When Tashi first arrived in the city, he found a job through an employment agency as a cashier.
He met Karen Lorenz of Annapolis, one of his first students, through a local storekeeper.
"He and I share a friend," Lorenz said. "(The friend) looked at me and said, 'Oh, you're a Buddhist, I know a lama.' "
Lorenz had been practicing Buddhism with the Mindfulness Group at the Unitarian church in Annapolis, and she and a friend decided to look for Tashi.
"(They) came to the store and said, 'We're looking for the lama,' " Tashi said.
Tashi moved into Lorenz's home, gave up his cashier's job and went back to teaching Dharma full time.
He offers classes out of the Epping Forest home of another of his students, but he and Lorenz are hoping to rent a few rooms from a church, business or organization to hold classes and office space.
"In a perfect world, what we would love to have is a place where (a) lama could live and teach," Lorenz said.
"We simply don't have the financial backing to support that."
Tashi said he was only 13 and had no connection to the Gangkar Monastery in Tibet when the local lamas came to his home and told his parents that he was a reincarnated lama.
Tashi studied at the Gangkar Monastery for several years and then at the Palpong Monastery College in Derge Kham, Tibet. He was 17 when he walked 15 days across the Himalaya mountains to India, where he studied at Nalanda University and at a retreat in Darjeeling, India.
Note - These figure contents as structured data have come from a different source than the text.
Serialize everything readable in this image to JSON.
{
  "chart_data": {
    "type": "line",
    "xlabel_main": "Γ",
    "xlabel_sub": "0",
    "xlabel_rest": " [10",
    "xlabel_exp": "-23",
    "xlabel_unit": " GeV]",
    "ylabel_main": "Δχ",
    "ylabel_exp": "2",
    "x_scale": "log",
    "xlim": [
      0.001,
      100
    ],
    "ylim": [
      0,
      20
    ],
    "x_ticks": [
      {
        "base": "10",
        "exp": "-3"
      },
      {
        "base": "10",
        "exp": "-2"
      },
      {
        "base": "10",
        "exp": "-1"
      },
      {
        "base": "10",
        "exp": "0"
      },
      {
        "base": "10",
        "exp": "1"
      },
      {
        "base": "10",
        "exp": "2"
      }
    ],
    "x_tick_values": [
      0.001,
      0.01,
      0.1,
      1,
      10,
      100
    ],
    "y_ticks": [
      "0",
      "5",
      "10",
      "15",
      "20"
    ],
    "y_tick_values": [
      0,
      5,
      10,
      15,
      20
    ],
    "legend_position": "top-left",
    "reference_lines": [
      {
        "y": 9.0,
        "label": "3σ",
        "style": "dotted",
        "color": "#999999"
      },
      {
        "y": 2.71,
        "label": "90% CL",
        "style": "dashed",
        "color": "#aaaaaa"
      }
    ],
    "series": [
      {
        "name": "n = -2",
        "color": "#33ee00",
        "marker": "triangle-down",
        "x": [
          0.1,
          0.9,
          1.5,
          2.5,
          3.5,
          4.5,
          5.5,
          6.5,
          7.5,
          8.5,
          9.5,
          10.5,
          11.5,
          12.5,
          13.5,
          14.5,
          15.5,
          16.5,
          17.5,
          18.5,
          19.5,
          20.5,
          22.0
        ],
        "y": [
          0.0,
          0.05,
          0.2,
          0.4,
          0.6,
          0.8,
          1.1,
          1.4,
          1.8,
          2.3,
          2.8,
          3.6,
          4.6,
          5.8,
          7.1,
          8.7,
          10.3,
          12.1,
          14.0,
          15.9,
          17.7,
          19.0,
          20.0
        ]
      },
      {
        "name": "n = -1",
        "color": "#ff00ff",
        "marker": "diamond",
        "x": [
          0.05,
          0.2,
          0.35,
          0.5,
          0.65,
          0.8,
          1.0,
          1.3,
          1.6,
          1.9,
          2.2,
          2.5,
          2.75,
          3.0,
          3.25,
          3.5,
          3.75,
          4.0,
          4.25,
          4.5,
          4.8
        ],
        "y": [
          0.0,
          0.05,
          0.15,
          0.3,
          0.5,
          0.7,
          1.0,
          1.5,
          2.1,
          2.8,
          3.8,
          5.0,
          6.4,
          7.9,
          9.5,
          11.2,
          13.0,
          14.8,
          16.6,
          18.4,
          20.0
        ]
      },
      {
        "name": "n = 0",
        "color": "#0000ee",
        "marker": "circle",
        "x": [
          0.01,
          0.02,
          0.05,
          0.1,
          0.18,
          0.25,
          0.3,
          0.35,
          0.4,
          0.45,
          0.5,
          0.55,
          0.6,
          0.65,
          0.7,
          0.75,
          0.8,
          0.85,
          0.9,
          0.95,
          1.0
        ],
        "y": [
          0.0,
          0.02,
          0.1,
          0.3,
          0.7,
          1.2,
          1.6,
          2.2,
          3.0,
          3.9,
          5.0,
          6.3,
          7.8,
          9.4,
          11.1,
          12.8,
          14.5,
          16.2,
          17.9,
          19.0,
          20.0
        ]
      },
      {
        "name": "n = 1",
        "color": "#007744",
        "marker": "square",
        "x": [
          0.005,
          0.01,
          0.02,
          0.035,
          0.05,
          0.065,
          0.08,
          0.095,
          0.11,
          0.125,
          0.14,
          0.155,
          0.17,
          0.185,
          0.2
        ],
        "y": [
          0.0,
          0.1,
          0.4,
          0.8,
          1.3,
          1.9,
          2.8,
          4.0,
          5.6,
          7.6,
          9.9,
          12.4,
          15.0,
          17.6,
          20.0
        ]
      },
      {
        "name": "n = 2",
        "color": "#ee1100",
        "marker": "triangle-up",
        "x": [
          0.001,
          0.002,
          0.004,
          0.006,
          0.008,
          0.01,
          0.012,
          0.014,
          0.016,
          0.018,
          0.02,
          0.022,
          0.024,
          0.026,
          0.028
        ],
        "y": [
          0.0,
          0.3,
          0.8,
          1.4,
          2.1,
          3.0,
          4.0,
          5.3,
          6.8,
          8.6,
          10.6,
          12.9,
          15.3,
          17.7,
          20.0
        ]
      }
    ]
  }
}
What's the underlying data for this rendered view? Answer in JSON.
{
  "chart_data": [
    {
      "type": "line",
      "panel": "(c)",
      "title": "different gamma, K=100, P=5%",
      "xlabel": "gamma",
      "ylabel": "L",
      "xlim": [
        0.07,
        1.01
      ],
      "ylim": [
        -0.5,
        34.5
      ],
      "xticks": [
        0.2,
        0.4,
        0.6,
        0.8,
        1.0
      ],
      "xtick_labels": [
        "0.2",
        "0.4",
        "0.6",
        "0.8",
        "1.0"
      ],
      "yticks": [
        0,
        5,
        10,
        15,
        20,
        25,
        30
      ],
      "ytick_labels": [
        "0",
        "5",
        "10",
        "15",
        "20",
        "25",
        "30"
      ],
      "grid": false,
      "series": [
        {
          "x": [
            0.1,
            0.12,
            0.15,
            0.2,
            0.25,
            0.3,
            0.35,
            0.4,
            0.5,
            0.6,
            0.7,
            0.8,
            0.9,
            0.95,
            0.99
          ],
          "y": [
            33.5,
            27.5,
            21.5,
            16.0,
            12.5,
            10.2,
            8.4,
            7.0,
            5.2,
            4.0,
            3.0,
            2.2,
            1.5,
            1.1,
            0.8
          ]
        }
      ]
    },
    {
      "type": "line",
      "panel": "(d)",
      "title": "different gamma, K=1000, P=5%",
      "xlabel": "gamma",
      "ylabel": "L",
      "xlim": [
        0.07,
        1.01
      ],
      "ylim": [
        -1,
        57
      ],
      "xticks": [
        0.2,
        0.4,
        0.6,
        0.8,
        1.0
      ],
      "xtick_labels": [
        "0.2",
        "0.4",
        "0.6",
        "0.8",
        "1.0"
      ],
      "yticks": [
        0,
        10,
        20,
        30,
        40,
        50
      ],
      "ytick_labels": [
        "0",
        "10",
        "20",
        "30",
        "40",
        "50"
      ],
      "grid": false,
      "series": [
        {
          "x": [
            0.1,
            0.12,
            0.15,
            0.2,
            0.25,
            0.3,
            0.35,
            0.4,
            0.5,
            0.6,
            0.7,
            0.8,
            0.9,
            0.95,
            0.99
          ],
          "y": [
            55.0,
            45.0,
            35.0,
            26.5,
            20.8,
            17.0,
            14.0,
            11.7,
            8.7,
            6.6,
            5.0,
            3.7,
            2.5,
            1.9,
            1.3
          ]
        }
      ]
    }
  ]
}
After completing his studies, he served as a teacher at the retreat and later at retreats in Indonesia, France and Switzerland.
Because he slipped out of Tibet without a passport, Tashi had to get one in Nepal and can only return to Tibet on a visa.
"All my family is in Tibet," he said. "There was the expectation that I would teach there."
But getting a visa is difficult because of "the political situation," he said, so he decided to come to the United States instead.
"The one reason is I like the country, the other reason is I speak English," he said.
"This is a place where many people may be interested (in Buddhism) but not established."
Tashi also feels that he has something to offer that the people in Annapolis need.
"Especially at this time and this part of the country, people don't have a problem with material (needs), but they have a greater problem with emotional needs," he explained.
"I think the Dharma teachings would help."